Sehebat-hebatnya sidang Mahkamah Konstitusi atau Rapat Paripurna DPR, tetap saja ada satu hakim yang paling ditakuti dalam demokrasi: RAKYAT. Pemimpin yang kehilangan legitimasi sosial sebenarnya sudah “dimakzulkan”, meski belum secara hukum. Ia hanya tinggal menunggu waktu untuk kehilangan kekuasaan secara de facto.
Jika rakyat terus bicara, media terus menyorot, dan suara-suara sipil makin nyaring, maka tak ada jabatan yang bisa merasa nyaman duduk di atas bara.
Perspektif Filosofis: Kekuasaan Itu Amanah, Bukan Warisan
Di atas semua perspektif itu, pemakzulan adalah pengingat bahwa kekuasaan bukan milik pribadi.

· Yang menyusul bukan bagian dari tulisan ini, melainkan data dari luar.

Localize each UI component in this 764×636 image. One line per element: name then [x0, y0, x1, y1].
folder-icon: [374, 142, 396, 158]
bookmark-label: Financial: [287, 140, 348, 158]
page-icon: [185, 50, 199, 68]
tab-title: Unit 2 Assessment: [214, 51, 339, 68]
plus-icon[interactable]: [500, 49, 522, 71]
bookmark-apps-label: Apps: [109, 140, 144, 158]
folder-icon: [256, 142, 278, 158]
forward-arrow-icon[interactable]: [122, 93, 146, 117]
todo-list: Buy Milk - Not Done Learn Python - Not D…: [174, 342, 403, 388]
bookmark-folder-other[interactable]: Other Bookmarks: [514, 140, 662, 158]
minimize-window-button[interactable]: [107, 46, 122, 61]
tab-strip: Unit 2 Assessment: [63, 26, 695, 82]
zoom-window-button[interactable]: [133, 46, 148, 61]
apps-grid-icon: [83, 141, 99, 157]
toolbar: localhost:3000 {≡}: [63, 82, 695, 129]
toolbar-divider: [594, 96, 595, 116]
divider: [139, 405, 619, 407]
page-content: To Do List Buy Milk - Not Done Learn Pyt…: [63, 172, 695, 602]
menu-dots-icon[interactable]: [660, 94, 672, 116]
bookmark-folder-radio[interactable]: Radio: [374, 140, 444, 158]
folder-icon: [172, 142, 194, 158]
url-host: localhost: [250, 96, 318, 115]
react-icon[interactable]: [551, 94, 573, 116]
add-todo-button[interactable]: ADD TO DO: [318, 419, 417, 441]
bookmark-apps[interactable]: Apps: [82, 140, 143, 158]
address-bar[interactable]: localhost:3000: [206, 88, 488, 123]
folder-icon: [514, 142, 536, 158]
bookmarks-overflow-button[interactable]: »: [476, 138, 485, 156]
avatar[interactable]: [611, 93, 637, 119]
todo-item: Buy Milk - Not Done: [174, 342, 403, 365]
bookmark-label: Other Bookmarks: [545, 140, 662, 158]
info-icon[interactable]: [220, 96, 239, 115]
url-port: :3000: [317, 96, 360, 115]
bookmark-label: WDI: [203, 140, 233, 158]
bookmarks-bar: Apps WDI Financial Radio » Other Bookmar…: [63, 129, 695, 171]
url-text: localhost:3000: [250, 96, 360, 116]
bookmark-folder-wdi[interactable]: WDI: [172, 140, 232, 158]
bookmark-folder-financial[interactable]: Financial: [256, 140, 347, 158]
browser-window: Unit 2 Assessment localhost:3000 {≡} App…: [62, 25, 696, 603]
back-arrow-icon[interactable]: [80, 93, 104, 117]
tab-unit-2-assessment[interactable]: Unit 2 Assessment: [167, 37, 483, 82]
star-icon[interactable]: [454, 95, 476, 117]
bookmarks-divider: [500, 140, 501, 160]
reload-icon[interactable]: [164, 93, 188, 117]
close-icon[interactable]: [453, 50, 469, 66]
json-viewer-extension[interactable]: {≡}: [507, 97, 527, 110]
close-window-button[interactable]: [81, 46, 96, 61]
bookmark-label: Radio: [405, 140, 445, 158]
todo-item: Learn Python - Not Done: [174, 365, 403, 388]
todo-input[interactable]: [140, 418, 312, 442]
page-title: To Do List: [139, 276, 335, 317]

Kekuasaan adalah amanah yang bisa dicabut jika dikhianati. Dalam pandangan filsafat politik, seperti yang diajarkan oleh John Locke dan Rousseau, kontrak sosial antara rakyat dan penguasa bersifat sakral. Bila penguasa melanggar kontrak itu, rakyat berhak mencabut mandatnya.
Mari kita bicara jernih. Jangan menganggap pemakzulan sebagai hal yang tabu. Tapi jangan juga menjadikannya senjata mainan. Jika pemakzulan dilakukan demi menjaga integritas konstitusi, ia pantas diperjuangkan. Tapi jika hanya karena ingin mengganti wajah, tanpa menyentuh akar masalah korupsi sistemik, dinasti politik, dan etika publik yang tumpul maka itu bukan revolusi, melainkan rotasi kepentingan.
Di sinilah letak substansi pemakzulan: bukan sekadar menggulingkan, tapi mengoreksi arah bangsa. Ia adalah peringatan bahwa kekuasaan yang abai pada suara rakyat dan keadilan akan kehilangan legitimasinya lambat atau cepat.
Menjaga Marwah Demokrasi
Demokrasi sehat bukan yang anti-pemakzulan. Demokrasi sehat justru menyediakan ruang aman untuk bicara soal pemakzulan, tanpa diancam, dibungkam, atau dicap makar. Sebab sesungguhnya, pemakzulan adalah alat rem. Ia mencegah kekuasaan melaju tanpa kendali. Tapi kita juga harus ingat: rem pun harus dipakai hati-hati. Salah-salah, justru kendaraan demokrasinya yang terguling.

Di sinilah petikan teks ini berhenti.